Sunday, May 26, 2013


I remember both of my children
(and I wonder if I did the same
when I was small)
trying to grasp the water that poured from the faucet in their bath,
their little hands closing
making fists
over and over.

They failed, and I am certain I did, too.

I bet you, also.


Saturday, May 25, 2013

Life gets in the way sometimes, and so the charcoal pencils get left behind. Most recently, all the pencils are wrapped up in boxes labeled with the names of their stuff inside and sent away to some foreign room or left prisoner in the dark of a space that was trying to finally breathe again.

I must be doing some things correctly, I said to a hiding sun disappearing behind magic mountain islands.

Painting walls makes people smile, and so I find myself on St. John, USVI, making walls smile with swimmy things. I win today, as I am in a beautiful place and I am making things.

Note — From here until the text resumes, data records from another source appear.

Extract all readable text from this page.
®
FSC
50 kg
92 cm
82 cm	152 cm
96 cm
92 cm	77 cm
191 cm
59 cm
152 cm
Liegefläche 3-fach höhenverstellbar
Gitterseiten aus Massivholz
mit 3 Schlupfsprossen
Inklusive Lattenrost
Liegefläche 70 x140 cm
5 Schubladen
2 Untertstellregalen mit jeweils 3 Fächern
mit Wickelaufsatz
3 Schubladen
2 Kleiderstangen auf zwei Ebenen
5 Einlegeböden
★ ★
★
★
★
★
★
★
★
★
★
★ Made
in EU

Sugar ants have found their way into the keys of my laptop. My children and I introduce sand to the sheets on the bed that we are sharing. We see fish through the water, and then we are fish in the water.

I lighten the load. Keeping nothing, as usual, I walk away from everything to gain more. My bags returning will be less heavy than when we started.

Painting walls for others is an incredibly different process than seeking a goal with charcoal, than finding an answer or finding the right explanation through oil paint. Painting walls is fast and silly, and in the end I find myself enjoying the hurried work of it. The puzzle of color and shape and form is always there, no matter the content.